Saat pencari kerja kesulitan mencari karir yang tidak digantikan oleh AI, OpenAI meluncurkan platform pekerjaan bertenaga AI. Platform ini akan menyocokkan perusahaan dengan kandidat yang punya keahlian AI.
Platform "OpenAI Jobs" akan pakai AI untuk bantu kandidat yang memenuhi syarar cocok dengan perusahaan. Tujuannya untuk mengurangi gangguan lapangan kerja yang disebabkan oleh teknologi AI sendiri, termasuk ChatGPT.
Posting blognya tidak mengonfirmasi kapan platformnya akan diluncurkan. Tapi seorang juru bicara bilang ke TechCrunch bahwa platformnya mungkin siap pertengahan 2026.
"Pekerjaan akan terlihat berbeda, perusahaan harus beradaptasi, dan kita semua—dari pekerja shift sampai CEO—harus belajar cara kerja yang baru," tulis CEO aplikasi OpenAI Fidji Simo dalam posting blog.
Selain mengembangkan pesaing LinkedIn, OpenAI juga meluncurkan program sertifikasi baru. Program ini untuk bantu pekerja membangun "kefasihan AI" dan menggunakan AI lebih baik di pekerjaan mereka. Perusahaan bermitra dengan raksasa korporat seperti Walmart dan John Deere. Targetnya, pada 2030 mereka ingin mensertifikasi 10 juta orang Amerika.
"Di OpenAI, kami tidak bisa menghilangkan gangguan itu," tambah Simo. "Tapi yang bisa kami lakukan adalah membantu lebih banyak orang menjadi fasih dalam AI dan menghubungkan mereka dengan perusahaan yang membutuhkan keahlian mereka."
Pergeseran pasar tenaga kerja AI sangat mempengaruhi Gen Z
Misi OpenAI untuk pencari kerja menjadi mendesak bagi lulusan baru. Mereka menghadapi kenyataan yang semakin sulit: AI sedang menggantikan peran-peran junior yang mereka butuhkan untuk memulai karir.
Pekerja usia awal karir (22-25 tahun) di pekerjaan yang paling terpapar otomatisasi AI, seperti pengembangan perangkat lunak dan layanan pelanggan, telah melihat penurunan tajam dalam pekerjaan. Hal ini menurut temuan dari Stanford University’s Digital Economy Lab.
Di waktu yang sama, CEO-CEO mengakui bahwa mereka memotong banyak pekerjaan dan menggantikannya dengan agen AI. Marc Benioff mengatakan Salesforce telah memotong sekitar 4.000 peran layanan pelanggan. Mereka sekarang "butuh lebih sedikit kepala" karena agen AI bisa menangani lebih dari satu juta percakapan konsumen.

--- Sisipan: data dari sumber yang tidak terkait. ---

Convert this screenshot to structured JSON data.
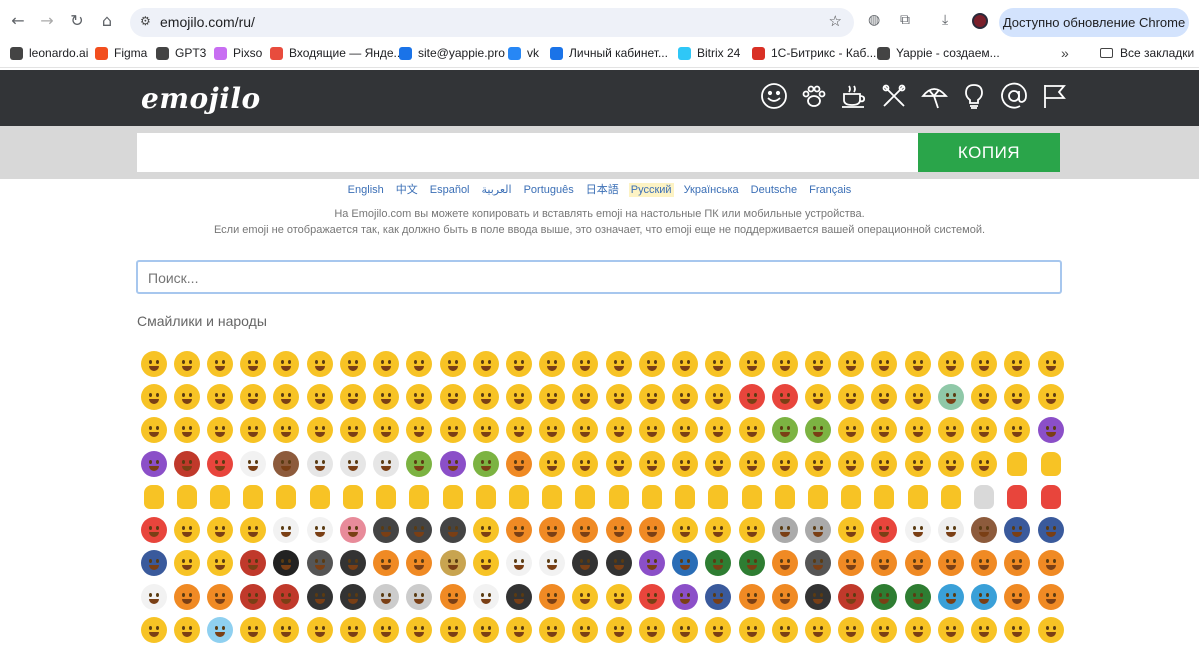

"Aku bisa menyeimbangkan kembali jumlah karyawan di divisi dukungan," kata Marc Benioff, CEO perusahaan perangkat lunak komputer senilai $248 miliar. "Aku telah menguranginya dari 9.000 kepala menjadi sekitar 5.000 karena aku butuh lebih sedikit kepala."
Raksasa teknologi lain di Silicon Valley juga telah mengurangi tenaga kerja mereka karena AI. CEO Klarna Sebastian Siemiatkowski mengatakan kepada CNBC tahun ini bahwa perusahaannya telah menyusutkan tenaga kerjanya sekitar 40%, sebagian karena investasi mereka dalam AI.
"Yang benar adalah, perusahaan telah menyusut dari sekitar 5.000 hingga sekarang hampir 3.000 karyawan," katanya.
Di sisi lain, anggota lain dari jajaran eksekutif OpenAI (C-Suite) menyatakan optimisme terhadap Gen Z yang mengadopsi AI di dunia kerja.
CEO-nya, Sam Altman, mengatakan bahwa bagi orang muda yang memasuki pasar kerja, ini sebenarnya "waktu yang paling menarik untuk memulai karir, mungkin yang pernah ada."
"Aku pikir [seorang] berusia 25 tahun di Mumbai mungkin bisa melakukan lebih banyak hal daripada yang bisa dilakukan oleh siapa pun yang berusia 25 tahun dalam sejarah," kata Altman.